Reputation: 1169
I am trying to reproduce the results of the django ORM query in pyspark:
social_filter = '(facebook|flipboard|linkedin|pinterest|reddit|twitter)'
Collection.objects.filter(social__iregex=social_filter)
My main problem is that it should be case insensitive.
I have tried this:
social_filter = "social ILIKE 'facebook' OR social ILIKE 'flipboard' OR social ILIKE 'linkedin' OR social ILIKE 'pinterest' OR social ILIKE 'reddit' OR social ILIKE 'twitter'"
df = sessions.filter(social_filter)
which result in the following error:
Py4JJavaError: An error occurred while calling o31.filter.
: java.lang.RuntimeException: [1.22] failure: end of input expected
social ILIKE 'facebook' OR social ILIKE 'flipboard' OR social ILIKE 'linkedin' OR social ILIKE 'pinterest' OR social ILIKE 'reddit' OR social ILIKE 'twitter'
And the following expression:
social_filter = "social ~* (facebook|flipboard|linkedin|pinterest|reddit|twitter)"

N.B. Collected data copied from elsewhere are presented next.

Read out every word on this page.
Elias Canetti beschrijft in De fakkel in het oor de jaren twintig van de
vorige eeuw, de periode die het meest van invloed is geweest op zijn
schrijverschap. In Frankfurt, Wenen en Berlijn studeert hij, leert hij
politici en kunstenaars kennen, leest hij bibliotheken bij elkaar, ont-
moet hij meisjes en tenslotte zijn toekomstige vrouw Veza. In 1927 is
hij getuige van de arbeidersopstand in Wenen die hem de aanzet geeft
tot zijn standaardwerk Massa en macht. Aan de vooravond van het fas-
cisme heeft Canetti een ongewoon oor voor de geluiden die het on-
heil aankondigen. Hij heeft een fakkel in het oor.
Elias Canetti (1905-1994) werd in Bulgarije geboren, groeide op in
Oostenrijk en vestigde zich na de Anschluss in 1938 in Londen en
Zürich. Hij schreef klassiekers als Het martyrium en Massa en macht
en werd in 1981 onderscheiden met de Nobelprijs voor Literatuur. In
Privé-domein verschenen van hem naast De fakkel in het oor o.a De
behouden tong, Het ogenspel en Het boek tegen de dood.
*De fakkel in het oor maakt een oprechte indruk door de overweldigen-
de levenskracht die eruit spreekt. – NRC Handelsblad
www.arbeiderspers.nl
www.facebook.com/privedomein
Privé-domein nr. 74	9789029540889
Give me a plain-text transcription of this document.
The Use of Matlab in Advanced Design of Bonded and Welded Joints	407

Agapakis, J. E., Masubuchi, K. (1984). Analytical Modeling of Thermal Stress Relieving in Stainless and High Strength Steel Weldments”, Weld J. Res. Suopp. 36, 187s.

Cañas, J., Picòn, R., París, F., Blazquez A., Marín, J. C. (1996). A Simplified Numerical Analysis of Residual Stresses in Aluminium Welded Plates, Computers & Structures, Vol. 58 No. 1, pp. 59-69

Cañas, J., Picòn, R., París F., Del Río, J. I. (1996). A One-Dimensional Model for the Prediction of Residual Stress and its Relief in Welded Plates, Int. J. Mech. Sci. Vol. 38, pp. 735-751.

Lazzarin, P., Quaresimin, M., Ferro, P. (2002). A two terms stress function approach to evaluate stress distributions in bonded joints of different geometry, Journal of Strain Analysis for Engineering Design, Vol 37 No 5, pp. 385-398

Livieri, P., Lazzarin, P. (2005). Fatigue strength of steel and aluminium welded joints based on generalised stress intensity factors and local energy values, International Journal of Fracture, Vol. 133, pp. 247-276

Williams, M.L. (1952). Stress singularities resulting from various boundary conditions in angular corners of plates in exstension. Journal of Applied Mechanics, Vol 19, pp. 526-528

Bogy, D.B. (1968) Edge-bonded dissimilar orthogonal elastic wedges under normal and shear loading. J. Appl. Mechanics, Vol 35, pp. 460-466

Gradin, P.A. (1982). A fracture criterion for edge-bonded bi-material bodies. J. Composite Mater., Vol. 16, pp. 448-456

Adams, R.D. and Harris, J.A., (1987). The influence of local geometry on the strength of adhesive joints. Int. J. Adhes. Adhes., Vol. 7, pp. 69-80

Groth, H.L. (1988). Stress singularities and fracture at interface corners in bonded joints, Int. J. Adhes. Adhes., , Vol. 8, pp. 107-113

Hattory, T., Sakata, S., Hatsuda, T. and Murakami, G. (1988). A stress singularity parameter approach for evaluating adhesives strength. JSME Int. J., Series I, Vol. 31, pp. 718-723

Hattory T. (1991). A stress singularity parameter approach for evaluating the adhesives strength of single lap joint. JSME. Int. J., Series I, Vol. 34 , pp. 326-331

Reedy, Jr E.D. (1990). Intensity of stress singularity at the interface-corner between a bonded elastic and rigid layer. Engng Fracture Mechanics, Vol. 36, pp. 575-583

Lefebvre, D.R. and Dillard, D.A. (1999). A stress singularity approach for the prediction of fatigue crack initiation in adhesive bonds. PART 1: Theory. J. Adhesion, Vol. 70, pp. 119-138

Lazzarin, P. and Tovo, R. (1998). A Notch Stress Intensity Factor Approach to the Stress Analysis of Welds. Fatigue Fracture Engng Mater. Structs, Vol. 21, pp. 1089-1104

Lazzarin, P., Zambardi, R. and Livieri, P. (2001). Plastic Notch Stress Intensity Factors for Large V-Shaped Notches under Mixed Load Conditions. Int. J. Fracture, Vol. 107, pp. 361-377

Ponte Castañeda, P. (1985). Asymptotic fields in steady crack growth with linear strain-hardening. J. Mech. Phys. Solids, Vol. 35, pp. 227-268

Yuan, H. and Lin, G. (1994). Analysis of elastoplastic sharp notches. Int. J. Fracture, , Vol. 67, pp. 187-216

df = sessions.filter(social_filter)
crashes with this:
Py4JJavaError: An error occurred while calling o31.filter.
: java.lang.RuntimeException: [1.17] failure: identifier expected
social ~* (facebook|flipboard|linkedin|pinterest|reddit|twitter)
^
at scala.sys.package$.error(package.scala:27)
at org.apache.spark.sql.catalyst.SqlParser.parseExpression(SqlParser.scala:45)
at org.apache.spark.sql.DataFrame.filter(DataFrame.scala:652)
at sun.reflect.NativeMethodAccessorImpl.invoke0(Native Method)
please, help!
Upvotes: 0
Views: 4952
Reputation: 345
You can also do it now with an UDF:
from pyspark.sql import functions as F
from pyspark.sql.types import BooleanType
import re as re
def filter_fn(s):
return re.search('(facebook|flipboard|linkedin|pinterest|reddit|twitter)', s, re.IGNORECASE) is not None
filter_udf = F.udf(filter_fn, BooleanType())
sessions_filtered = sessions.filter(filter_udf(sessions['social']))
Upvotes: 2
Reputation: 4625
How about the following:
>>> rdd = sc.parallelize([Row(name='bob', social='TWITter'),
Row(name='steve', social='facebook')])
>>> df = sqlContext.createDataFrame(rdd)
>>> df.where("LOWER(social) LIKE 'twitter'").collect()
[Row(name=u'bob', social=u'TWITter')]
You can do that for all of the social networks you want if you need the actual regular expression. Otherwise, if the match is exact, you can do something like this:
>>> df.where("LOWER(social) IN ('twitter', 'facebook')").collect()
[Row(name=u'bob', social=u'TWITter'), Row(name=u'steve', social=u'facebook')]
Upvotes: 2